Court Requires Deadlines, Not Goals

The Center for Food Safety filed its motion to compel FDA to issue its long overdue FSMA regulations on Jan. 11 (see 13011501). According to the D.C.-based non-profit, FSMA mandated seven specific deadlines for FDA rules implementing FSMA’s components, yet the agency failed to meet a single one. Past due regulations include final rules on produce safety, preventative controls, the Foreign Supplier Verification Program, third-party accreditation, intentional adulteration, and sanitary transport. FDA’s tardiness violated both FSMA and the Administrative Procedure Act, the non-profit said. The Center for Food Safety requested a declaration that the delays are illegal, a court order mandating a timetable for implementation, and court oversight of implementation.

In April, the district court ruled that FDA had violated FSMA and the APA by missing the deadlines set forth in the law (see 13042402). Rather than set new deadlines herself, Judge Hamilton urged FDA and the Center for Food Safety to come to an agreement. But the gap between the parties became apparent June 10, when FDA and the Center for Food Safety submitted fundamentally different proposals to the court (see 13061119). While the Center for Food Safety wanted hard deadlines of the type it said were originally envisioned by FSMA, the agency proposed “target timeframes,” or goals that it would try to meet. Given the complicated subject and the vagaries of the rulemaking process, “it is not feasible to predict with anything approaching certainty when the final FSMA regulations will be ready to be published,” FDA said.

On June 21, the court ruled in favor of the Center for Food Safety. “By setting deadlines for the promulgation of the implementing regulations, Congress indicated that the rule-making process should be closed-ended, rather than open-ended,” said Judge Hamilton in the decision. “Thus, the court finds defendant’s ‘target timeframes’ to be an inadequate response to the request that the parties submit a proposal regarding deadlines that can form the basis of an injunction.”

But the Center for Food Safety’s proposed deadlines would have been “overly restrictive in light of the FDA’s showing of the complexity of the task,” the court said. Given the complexity and wide range of groups that would be impacted by the regulations, the court refused to cut short the public comment period, and declined to prevent Office of Management and Budget Review.
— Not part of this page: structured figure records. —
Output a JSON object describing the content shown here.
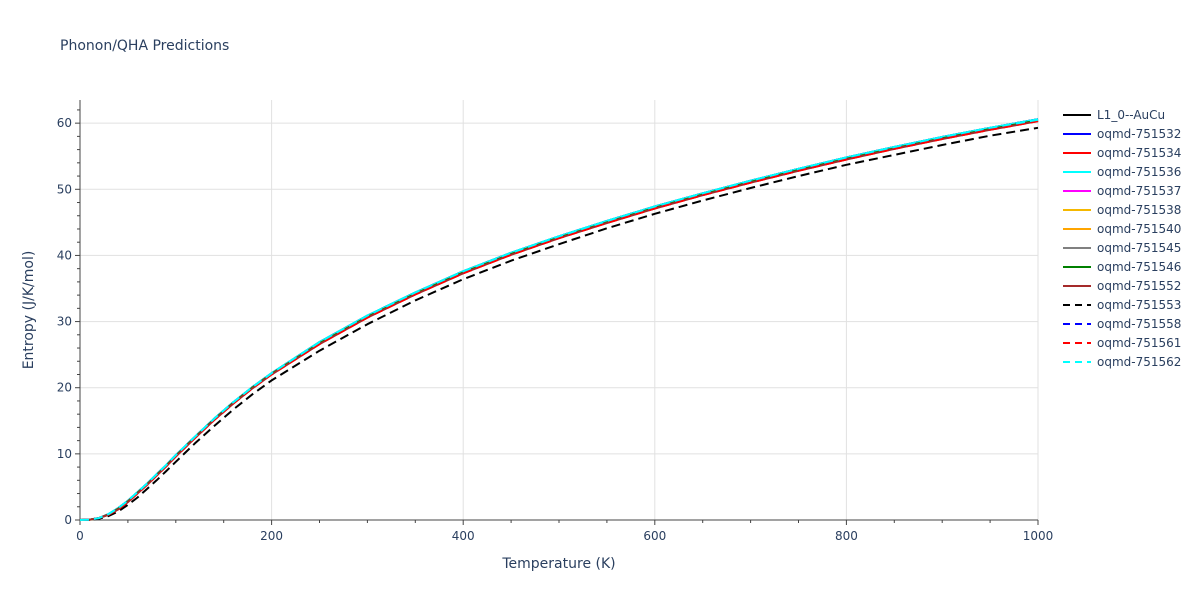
{
  "chart_data": {
    "type": "line",
    "title": "Phonon/QHA Predictions",
    "xlabel": "Temperature (K)",
    "ylabel": "Entropy (J/K/mol)",
    "xlim": [
      0,
      1000
    ],
    "ylim": [
      0,
      63.5
    ],
    "x_ticks": [
      0,
      200,
      400,
      600,
      800,
      1000
    ],
    "y_ticks": [
      0,
      10,
      20,
      30,
      40,
      50,
      60
    ],
    "x_tick_labels": [
      "0",
      "200",
      "400",
      "600",
      "800",
      "1000"
    ],
    "y_tick_labels": [
      "0",
      "10",
      "20",
      "30",
      "40",
      "50",
      "60"
    ],
    "grid": true,
    "legend_position": "right",
    "x": [
      0,
      10,
      20,
      30,
      40,
      50,
      60,
      70,
      80,
      90,
      100,
      120,
      140,
      160,
      180,
      200,
      250,
      300,
      350,
      400,
      450,
      500,
      550,
      600,
      650,
      700,
      750,
      800,
      850,
      900,
      950,
      1000
    ],
    "series": [
      {
        "name": "L1_0--AuCu",
        "color": "#000000",
        "dash": "solid",
        "values": [
          0,
          0.05,
          0.3,
          0.9,
          1.8,
          2.9,
          4.2,
          5.5,
          6.9,
          8.3,
          9.8,
          12.6,
          15.3,
          17.8,
          20.1,
          22.2,
          26.9,
          30.9,
          34.4,
          37.6,
          40.4,
          42.9,
          45.2,
          47.4,
          49.4,
          51.3,
          53.1,
          54.8,
          56.4,
          57.9,
          59.3,
          60.6
        ]
      },
      {
        "name": "oqmd-751532",
        "color": "#0000ff",
        "dash": "solid",
        "values": [
          0,
          0.05,
          0.3,
          0.9,
          1.8,
          2.9,
          4.2,
          5.5,
          6.9,
          8.3,
          9.8,
          12.6,
          15.3,
          17.8,
          20.1,
          22.2,
          26.9,
          30.9,
          34.4,
          37.6,
          40.4,
          42.9,
          45.2,
          47.4,
          49.4,
          51.3,
          53.1,
          54.8,
          56.4,
          57.9,
          59.3,
          60.6
        ]
      },
      {
        "name": "oqmd-751534",
        "color": "#ff0000",
        "dash": "solid",
        "values": [
          0,
          0.05,
          0.3,
          0.85,
          1.7,
          2.8,
          4.1,
          5.4,
          6.8,
          8.2,
          9.7,
          12.5,
          15.2,
          17.7,
          20.0,
          22.1,
          26.7,
          30.7,
          34.2,
          37.4,
          40.2,
          42.7,
          45.0,
          47.2,
          49.2,
          51.1,
          52.9,
          54.6,
          56.2,
          57.7,
          59.1,
          60.4
        ]
      },
      {
        "name": "oqmd-751536",
        "color": "#00ffff",
        "dash": "solid",
        "values": [
          0,
          0.05,
          0.3,
          0.9,
          1.8,
          2.9,
          4.2,
          5.5,
          6.9,
          8.3,
          9.8,
          12.6,
          15.3,
          17.8,
          20.1,
          22.2,
          26.9,
          30.9,
          34.4,
          37.6,
          40.4,
          42.9,
          45.2,
          47.4,
          49.4,
          51.3,
          53.1,
          54.8,
          56.4,
          57.9,
          59.3,
          60.6
        ]
      },
      {
        "name": "oqmd-751537",
        "color": "#ff00ff",
        "dash": "solid",
        "values": [
          0,
          0.05,
          0.3,
          0.85,
          1.7,
          2.8,
          4.1,
          5.4,
          6.8,
          8.2,
          9.7,
          12.5,
          15.2,
          17.7,
          20.0,
          22.1,
          26.7,
          30.7,
          34.2,
          37.4,
          40.2,
          42.7,
          45.0,
          47.2,
          49.2,
          51.1,
          52.9,
          54.6,
          56.2,
          57.7,
          59.1,
          60.4
        ]
      },
      {
        "name": "oqmd-751538",
        "color": "#f5b800",
        "dash": "solid",
        "values": [
          0,
          0.05,
          0.3,
          0.85,
          1.7,
          2.8,
          4.1,
          5.4,
          6.8,
          8.2,
          9.7,
          12.5,
          15.2,
          17.7,
          20.0,
          22.1,
          26.7,
          30.7,
          34.2,
          37.4,
          40.2,
          42.7,
          45.0,
          47.2,
          49.2,
          51.1,
          52.9,
          54.6,
          56.2,
          57.7,
          59.1,
          60.4
        ]
      },
      {
        "name": "oqmd-751540",
        "color": "#ffa500",
        "dash": "solid",
        "values": [
          0,
          0.05,
          0.3,
          0.85,
          1.7,
          2.8,
          4.1,
          5.4,
          6.8,
          8.2,
          9.7,
          12.5,
          15.2,
          17.7,
          20.0,
          22.1,
          26.7,
          30.7,
          34.2,
          37.4,
          40.2,
          42.7,
          45.0,
          47.2,
          49.2,
          51.1,
          52.9,
          54.6,
          56.2,
          57.7,
          59.1,
          60.4
        ]
      },
      {
        "name": "oqmd-751545",
        "color": "#808080",
        "dash": "solid",
        "values": [
          0,
          0.05,
          0.3,
          0.85,
          1.7,
          2.8,
          4.1,
          5.4,
          6.8,
          8.2,
          9.7,
          12.5,
          15.2,
          17.7,
          20.0,
          22.1,
          26.7,
          30.7,
          34.2,
          37.4,
          40.2,
          42.7,
          45.0,
          47.2,
          49.2,
          51.1,
          52.9,
          54.6,
          56.2,
          57.7,
          59.1,
          60.4
        ]
      },
      {
        "name": "oqmd-751546",
        "color": "#008000",
        "dash": "solid",
        "values": [
          0,
          0.05,
          0.3,
          0.85,
          1.7,
          2.8,
          4.1,
          5.4,
          6.8,
          8.2,
          9.7,
          12.5,
          15.2,
          17.7,
          20.0,
          22.1,
          26.7,
          30.7,
          34.2,
          37.4,
          40.2,
          42.7,
          45.0,
          47.2,
          49.2,
          51.1,
          52.9,
          54.6,
          56.2,
          57.7,
          59.1,
          60.4
        ]
      },
      {
        "name": "oqmd-751552",
        "color": "#a52a2a",
        "dash": "solid",
        "values": [
          0,
          0.05,
          0.3,
          0.8,
          1.6,
          2.7,
          4.0,
          5.3,
          6.7,
          8.1,
          9.6,
          12.4,
          15.1,
          17.6,
          19.9,
          22.0,
          26.6,
          30.6,
          34.1,
          37.3,
          40.1,
          42.6,
          44.9,
          47.1,
          49.1,
          51.0,
          52.8,
          54.5,
          56.1,
          57.6,
          59.0,
          60.3
        ]
      },
      {
        "name": "oqmd-751553",
        "color": "#000000",
        "dash": "dash",
        "values": [
          0,
          0.03,
          0.2,
          0.6,
          1.3,
          2.3,
          3.4,
          4.7,
          6.0,
          7.4,
          8.8,
          11.6,
          14.2,
          16.7,
          19.0,
          21.1,
          25.6,
          29.6,
          33.2,
          36.4,
          39.2,
          41.7,
          44.1,
          46.3,
          48.3,
          50.2,
          52.0,
          53.7,
          55.2,
          56.7,
          58.1,
          59.3
        ]
      },
      {
        "name": "oqmd-751558",
        "color": "#0000ff",
        "dash": "dash",
        "values": [
          0,
          0.05,
          0.3,
          0.85,
          1.7,
          2.8,
          4.1,
          5.4,
          6.8,
          8.2,
          9.7,
          12.5,
          15.2,
          17.7,
          20.0,
          22.1,
          26.7,
          30.7,
          34.2,
          37.4,
          40.2,
          42.7,
          45.0,
          47.2,
          49.2,
          51.1,
          52.9,
          54.6,
          56.2,
          57.7,
          59.1,
          60.4
        ]
      },
      {
        "name": "oqmd-751561",
        "color": "#ff0000",
        "dash": "dash",
        "values": [
          0,
          0.05,
          0.3,
          0.8,
          1.6,
          2.7,
          4.0,
          5.3,
          6.7,
          8.1,
          9.6,
          12.4,
          15.1,
          17.6,
          19.9,
          22.0,
          26.6,
          30.6,
          34.1,
          37.3,
          40.1,
          42.6,
          44.9,
          47.1,
          49.1,
          51.0,
          52.8,
          54.5,
          56.1,
          57.6,
          59.0,
          60.3
        ]
      },
      {
        "name": "oqmd-751562",
        "color": "#00ffff",
        "dash": "dash",
        "values": [
          0,
          0.05,
          0.3,
          0.9,
          1.8,
          2.9,
          4.2,
          5.5,
          6.9,
          8.3,
          9.8,
          12.6,
          15.3,
          17.8,
          20.1,
          22.2,
          26.9,
          30.9,
          34.4,
          37.6,
          40.4,
          42.9,
          45.2,
          47.4,
          49.4,
          51.3,
          53.1,
          54.8,
          56.4,
          57.9,
          59.3,
          60.5
        ]
      }
    ]
  }
}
The court said it wouldn’t require quarterly progress reports from FDA, because it would just be another burden on the agency’s limited resources.

The Northern California District Court ordered FDA to publish all proposed regulations in the Federal Register by Nov. 31, 2013. For each proposed rule, the comment period must end by March 31, 2014. The FDA will have to publish all final rules by June 30, 2015.